I’m just not getting the running total concept of +/- at all without factoring in time. If Cliff plays 40 minutes in a game we lose by 6, and Oskar plays for 40 seconds and turns the ball over twice in a row for an easy 4 points and then Pike pulls him right out - that’s an example where the -4 MOV really was hypothetically about the player and not the unit. Meanwhile Cliff, who (in that example) played with every unit finishes with an even worse +/- of -6 but that’s over an entire game stretch not 40 seconds. How do you compare those stats straight up? You can’t.
Oh, couldn't do that over the course of a single game, it'd have to be a season.
I tried to pull it together using box scores a couple years back, but there were gaps from several games. I'd pulled all the points scored for and against Rutgers for each lineup, and tallied the minutes over the course of a year - and then divided by total minutes to get a sense of which lineups had higher/lower offensive/defensive performance.
It only makes sense for the 5-6 most-used lineups, though, that have enough minutes to really see anything.

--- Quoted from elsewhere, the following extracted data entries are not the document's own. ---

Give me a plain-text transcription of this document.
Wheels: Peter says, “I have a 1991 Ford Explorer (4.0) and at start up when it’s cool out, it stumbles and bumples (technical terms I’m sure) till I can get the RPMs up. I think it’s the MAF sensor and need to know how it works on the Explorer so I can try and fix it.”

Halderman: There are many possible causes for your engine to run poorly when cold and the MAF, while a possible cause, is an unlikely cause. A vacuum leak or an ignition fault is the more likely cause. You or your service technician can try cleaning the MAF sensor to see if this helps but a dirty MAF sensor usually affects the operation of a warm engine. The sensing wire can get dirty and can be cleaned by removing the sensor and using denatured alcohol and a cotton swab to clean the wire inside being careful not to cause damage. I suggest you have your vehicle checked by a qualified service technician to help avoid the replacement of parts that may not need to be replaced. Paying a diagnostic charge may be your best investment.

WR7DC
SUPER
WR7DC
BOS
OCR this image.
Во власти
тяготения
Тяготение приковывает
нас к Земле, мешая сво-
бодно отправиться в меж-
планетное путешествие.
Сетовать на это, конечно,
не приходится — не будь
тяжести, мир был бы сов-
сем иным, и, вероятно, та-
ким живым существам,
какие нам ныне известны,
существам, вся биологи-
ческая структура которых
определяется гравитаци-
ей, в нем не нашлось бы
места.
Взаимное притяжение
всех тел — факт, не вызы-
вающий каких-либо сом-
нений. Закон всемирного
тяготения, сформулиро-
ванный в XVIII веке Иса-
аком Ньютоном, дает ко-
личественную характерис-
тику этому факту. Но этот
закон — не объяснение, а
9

I'll see if I can find that old thread.
Ok.Opponent defensive ranking shouldn’t really matter once you normalize the data over 40 minutes relative to team MOV because the metric is measuring a player’s performance relative to alternative options in the line up. Those alternative players have the same advantages and disadvantages that come with game over game differences in opponent strength.
But over a whole season the +/- metric as a running total is even more problematic because it’s blending data across uncorrelated games.
There's no perfect approach - the sample sizes on everything are just too small, but that's true of most things in college basketball.
Looking within one team, and across the lineups most used, they'll all have played against the same opponents (unless you have a situation like Mag, where a player missed a significant chunk of the schedule). It's similar to "per game" metrics, which have some value comparing players on the same team but fall apart a bit when comparing players on different teams (as it doesn't account for things like pace, schedule strength, etc).
It was just a gif to show how confused I was by your response... by SOD I was again saying every player doesn't play against the same line up and who was in the game from the other team when YOU were in matters.I’m not sure what this is supposed to mean but it’s not a difficult concept. You don’t need an SOS adjustment for this metric. It’s supposed to be a relative metric to compare one player to others on the team (who are up against the same schedule so it’s already apples to apples).
It was just a gif to show how confused I was by your response... by SOD I was again saying every player doesn't play against the same line up and who was in the game from the other team when YOU were in matters.
as an example (and not a perfect one) Cliff would play when Edey was in the game and backup center when not. There is way too much individual factors to just throw out these metrics as grades. Like saying student A with a 2.9 GPA was not as smart as student B with a 3.3 GPA when they both took 120 credits but student A was taking hard courses while B was taking lots of guts.